Furthermore, the study underscores the importance of cultivating cannabis strains that are not solely THC- or CBD-dominant. Thanks to advancements in genetics research, there is growing availability of strains that yield higher quantities of minor cannabinoids such as CBDV, CBG, and THCV. In the near future, it is conceivable that cannabis varieties enriched with other minor cannabinoids, including THCP, will be cultivated. This cultivation approach allows for the extraction of specific compounds with distinct pharmacological profiles, enabling consumers to benefit from the unique therapeutic properties of each compound.
The authors of the study emphasize the significance of conducting comprehensive chemical profiling of cannabis.

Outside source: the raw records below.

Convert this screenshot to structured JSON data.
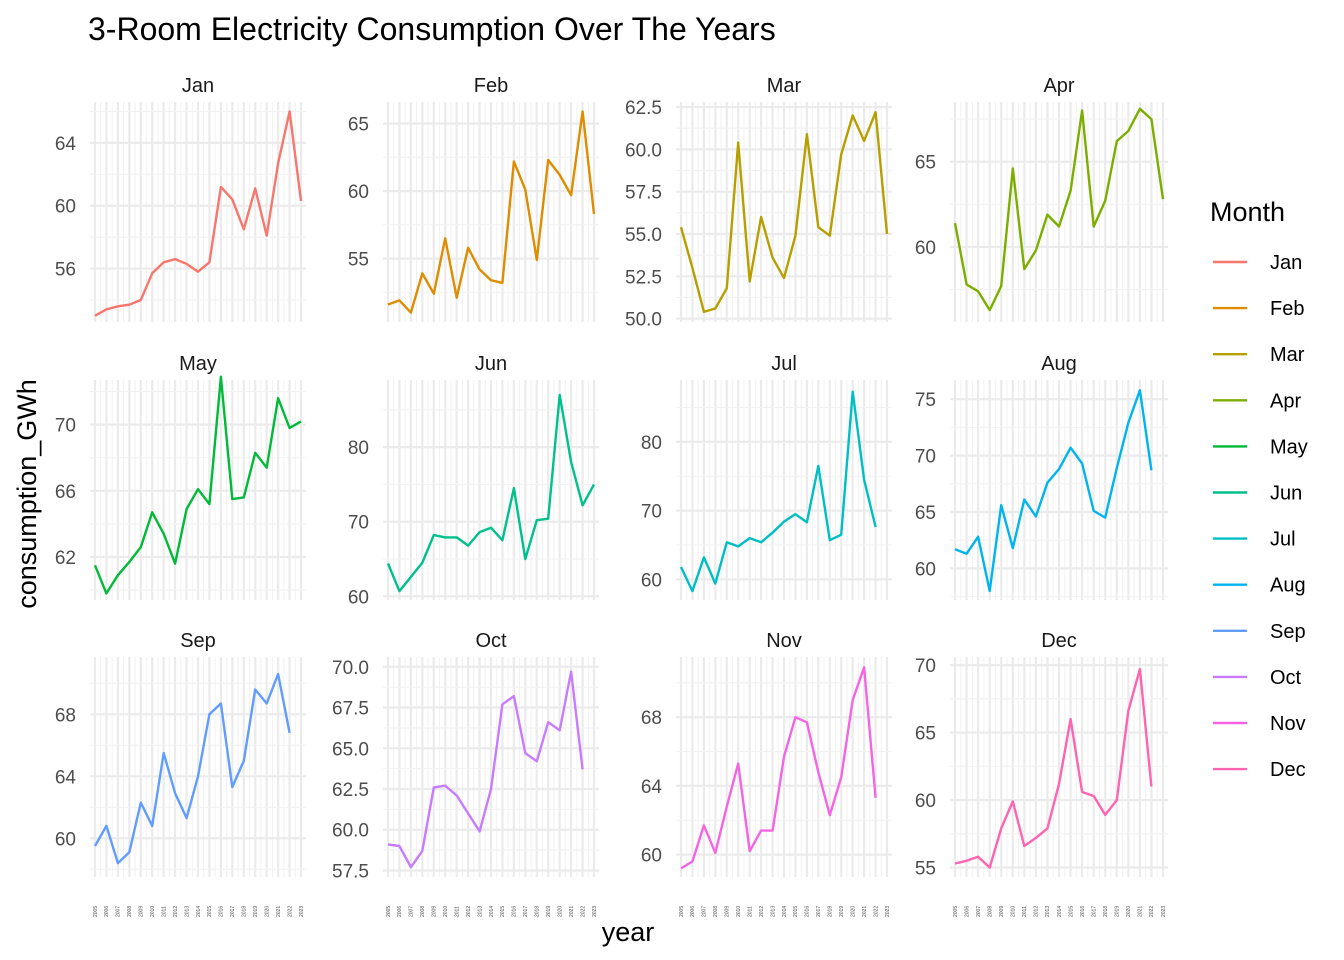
{
  "chart_data": {
    "type": "line",
    "title": "3-Room Electricity Consumption Over The Years",
    "xlabel": "year",
    "ylabel": "consumption_GWh",
    "legend": {
      "title": "Month",
      "placement": "right"
    },
    "grid": true,
    "facet_layout": "4 columns x 3 rows, free y scales",
    "x": [
      "2005",
      "2006",
      "2007",
      "2008",
      "2009",
      "2010",
      "2011",
      "2012",
      "2013",
      "2014",
      "2015",
      "2016",
      "2017",
      "2018",
      "2019",
      "2020",
      "2021",
      "2022",
      "2023"
    ],
    "series": [
      {
        "name": "Jan",
        "color": "#F8766D",
        "ylim": [
          52.6,
          66.6
        ],
        "yticks": [
          56,
          60,
          64
        ],
        "values": [
          53.0,
          53.4,
          53.6,
          53.7,
          54.0,
          55.7,
          56.4,
          56.6,
          56.3,
          55.8,
          56.4,
          61.2,
          60.4,
          58.5,
          61.1,
          58.1,
          62.7,
          66.0,
          60.3
        ]
      },
      {
        "name": "Feb",
        "color": "#DE8C00",
        "ylim": [
          50.3,
          66.6
        ],
        "yticks": [
          55,
          60,
          65
        ],
        "values": [
          51.6,
          51.9,
          51.0,
          53.9,
          52.4,
          56.5,
          52.1,
          55.8,
          54.2,
          53.4,
          53.2,
          62.2,
          60.1,
          54.9,
          62.3,
          61.2,
          59.7,
          65.9,
          58.3
        ]
      },
      {
        "name": "Mar",
        "color": "#B79F00",
        "ylim": [
          49.8,
          62.8
        ],
        "yticks": [
          50.0,
          52.5,
          55.0,
          57.5,
          60.0,
          62.5
        ],
        "values": [
          55.4,
          53.0,
          50.4,
          50.6,
          51.8,
          60.4,
          52.2,
          56.0,
          53.6,
          52.4,
          54.9,
          60.9,
          55.4,
          54.9,
          59.7,
          62.0,
          60.5,
          62.2,
          55.0
        ]
      },
      {
        "name": "Apr",
        "color": "#7CAE00",
        "ylim": [
          55.6,
          68.5
        ],
        "yticks": [
          60,
          65
        ],
        "values": [
          61.4,
          57.8,
          57.4,
          56.3,
          57.7,
          64.6,
          58.7,
          59.8,
          61.9,
          61.2,
          63.3,
          68.0,
          61.2,
          62.7,
          66.2,
          66.8,
          68.1,
          67.5,
          62.8
        ]
      },
      {
        "name": "May",
        "color": "#00BA38",
        "ylim": [
          59.4,
          72.7
        ],
        "yticks": [
          62,
          66,
          70
        ],
        "values": [
          61.5,
          59.8,
          60.9,
          61.7,
          62.6,
          64.7,
          63.4,
          61.6,
          64.9,
          66.1,
          65.2,
          72.9,
          65.5,
          65.6,
          68.3,
          67.4,
          71.6,
          69.8,
          70.2
        ]
      },
      {
        "name": "Jun",
        "color": "#00C08B",
        "ylim": [
          59.5,
          89.0
        ],
        "yticks": [
          60,
          70,
          80
        ],
        "values": [
          64.4,
          60.7,
          62.6,
          64.5,
          68.2,
          67.9,
          67.9,
          66.8,
          68.6,
          69.2,
          67.5,
          74.5,
          65.0,
          70.2,
          70.4,
          87.0,
          78.0,
          72.2,
          75.0
        ]
      },
      {
        "name": "Jul",
        "color": "#00BFC4",
        "ylim": [
          57.0,
          89.0
        ],
        "yticks": [
          60,
          70,
          80
        ],
        "values": [
          61.8,
          58.3,
          63.2,
          59.4,
          65.4,
          64.8,
          66.0,
          65.4,
          66.8,
          68.4,
          69.5,
          68.3,
          76.5,
          65.7,
          66.5,
          87.3,
          74.5,
          67.6,
          null
        ]
      },
      {
        "name": "Aug",
        "color": "#00B4F0",
        "ylim": [
          57.2,
          76.7
        ],
        "yticks": [
          60,
          65,
          70,
          75
        ],
        "values": [
          61.7,
          61.3,
          62.8,
          58.0,
          65.6,
          61.8,
          66.1,
          64.6,
          67.6,
          68.8,
          70.7,
          69.3,
          65.1,
          64.5,
          68.9,
          72.9,
          75.8,
          68.7,
          null
        ]
      },
      {
        "name": "Sep",
        "color": "#619CFF",
        "ylim": [
          57.5,
          71.7
        ],
        "yticks": [
          60,
          64,
          68
        ],
        "values": [
          59.5,
          60.8,
          58.4,
          59.1,
          62.3,
          60.8,
          65.5,
          62.9,
          61.3,
          64.0,
          68.0,
          68.7,
          63.3,
          65.0,
          69.6,
          68.7,
          70.6,
          66.8,
          null
        ]
      },
      {
        "name": "Oct",
        "color": "#C77CFF",
        "ylim": [
          57.1,
          70.6
        ],
        "yticks": [
          57.5,
          60.0,
          62.5,
          65.0,
          67.5,
          70.0
        ],
        "values": [
          59.1,
          59.0,
          57.7,
          58.7,
          62.6,
          62.7,
          62.1,
          61.0,
          59.9,
          62.5,
          67.7,
          68.2,
          64.7,
          64.2,
          66.6,
          66.1,
          69.7,
          63.7,
          null
        ]
      },
      {
        "name": "Nov",
        "color": "#F564E3",
        "ylim": [
          58.7,
          71.5
        ],
        "yticks": [
          60,
          64,
          68
        ],
        "values": [
          59.2,
          59.6,
          61.7,
          60.1,
          62.8,
          65.3,
          60.2,
          61.4,
          61.4,
          65.7,
          68.0,
          67.7,
          64.8,
          62.3,
          64.5,
          69.0,
          70.9,
          63.3,
          null
        ]
      },
      {
        "name": "Dec",
        "color": "#FF64B0",
        "ylim": [
          54.3,
          70.6
        ],
        "yticks": [
          55,
          60,
          65,
          70
        ],
        "values": [
          55.3,
          55.5,
          55.8,
          55.0,
          57.9,
          59.9,
          56.6,
          57.2,
          57.9,
          61.2,
          66.0,
          60.6,
          60.3,
          58.9,
          60.0,
          66.6,
          69.7,
          61.0,
          null
        ]
      }
    ]
  }
}
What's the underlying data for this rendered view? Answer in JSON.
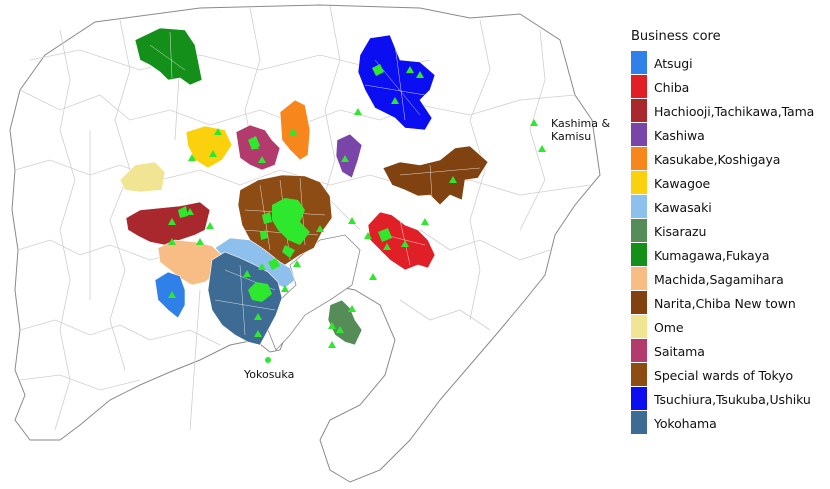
{
  "legend": {
    "title": "Business core",
    "items": [
      {
        "label": "Atsugi",
        "color": "#2f80e8"
      },
      {
        "label": "Chiba",
        "color": "#e01f26"
      },
      {
        "label": "Hachiooji,Tachikawa,Tama",
        "color": "#a8282e"
      },
      {
        "label": "Kashiwa",
        "color": "#7a45a8"
      },
      {
        "label": "Kasukabe,Koshigaya",
        "color": "#f7861d"
      },
      {
        "label": "Kawagoe",
        "color": "#fbd10e"
      },
      {
        "label": "Kawasaki",
        "color": "#8dc0ec"
      },
      {
        "label": "Kisarazu",
        "color": "#568c58"
      },
      {
        "label": "Kumagawa,Fukaya",
        "color": "#14901a"
      },
      {
        "label": "Machida,Sagamihara",
        "color": "#f7bd85"
      },
      {
        "label": "Narita,Chiba New town",
        "color": "#7f4210"
      },
      {
        "label": "Ome",
        "color": "#f1e594"
      },
      {
        "label": "Saitama",
        "color": "#b33a6d"
      },
      {
        "label": "Special wards of Tokyo",
        "color": "#8d4c14"
      },
      {
        "label": "Tsuchiura,Tsukuba,Ushiku",
        "color": "#0a0ef0"
      },
      {
        "label": "Yokohama",
        "color": "#3d6b93"
      }
    ]
  },
  "map_labels": {
    "kashima": "Kashima &\nKamisu",
    "yokosuka": "Yokosuka"
  },
  "colors": {
    "marker": "#2ee82e",
    "boundary": "#c9c9c9",
    "outline": "#8a8a8a"
  }
}
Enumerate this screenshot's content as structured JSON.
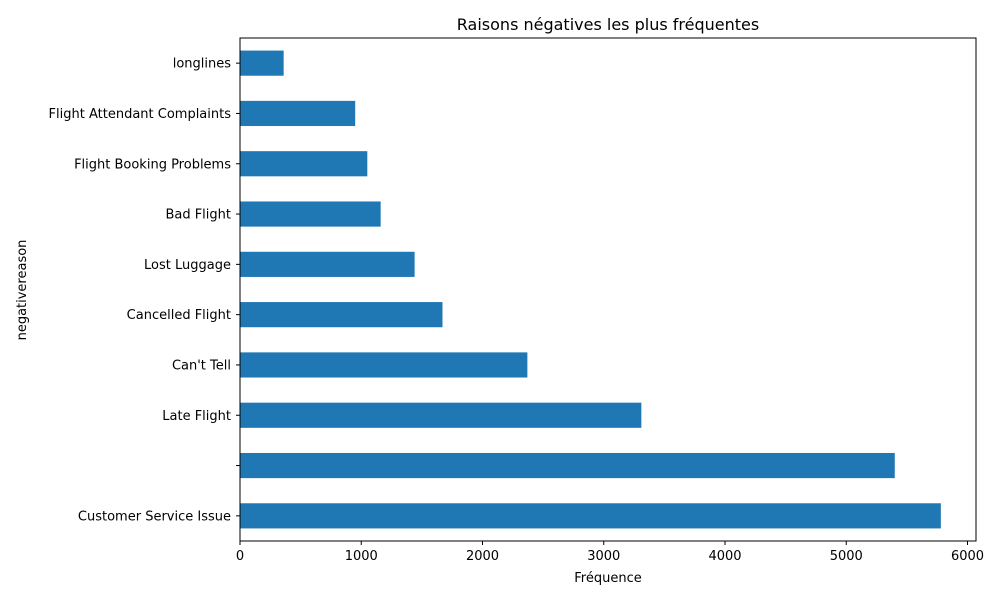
{
  "chart_data": {
    "type": "bar",
    "orientation": "horizontal",
    "title": "Raisons négatives les plus fréquentes",
    "xlabel": "Fréquence",
    "ylabel": "negativereason",
    "categories": [
      "Customer Service Issue",
      "",
      "Late Flight",
      "Can't Tell",
      "Cancelled Flight",
      "Lost Luggage",
      "Bad Flight",
      "Flight Booking Problems",
      "Flight Attendant Complaints",
      "longlines"
    ],
    "values": [
      5780,
      5400,
      3310,
      2370,
      1670,
      1440,
      1160,
      1050,
      950,
      360
    ],
    "xlim": [
      0,
      6070
    ],
    "xticks": [
      0,
      1000,
      2000,
      3000,
      4000,
      5000,
      6000
    ],
    "grid": false,
    "bar_color": "#1f77b4"
  }
}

This profiling process, which involves identifying both minor and previously unknown cannabinoids, holds the potential to unlock therapeutic riches that could profoundly impact the field of medicine. While further research is needed to fully comprehend the therapeutic potential of these compounds, the pursuit of knowledge in this area is undeniably worthwhile. By delving deeper into the chemical complexity of cannabis, we open doors to groundbreaking medical advancements that can transform lives.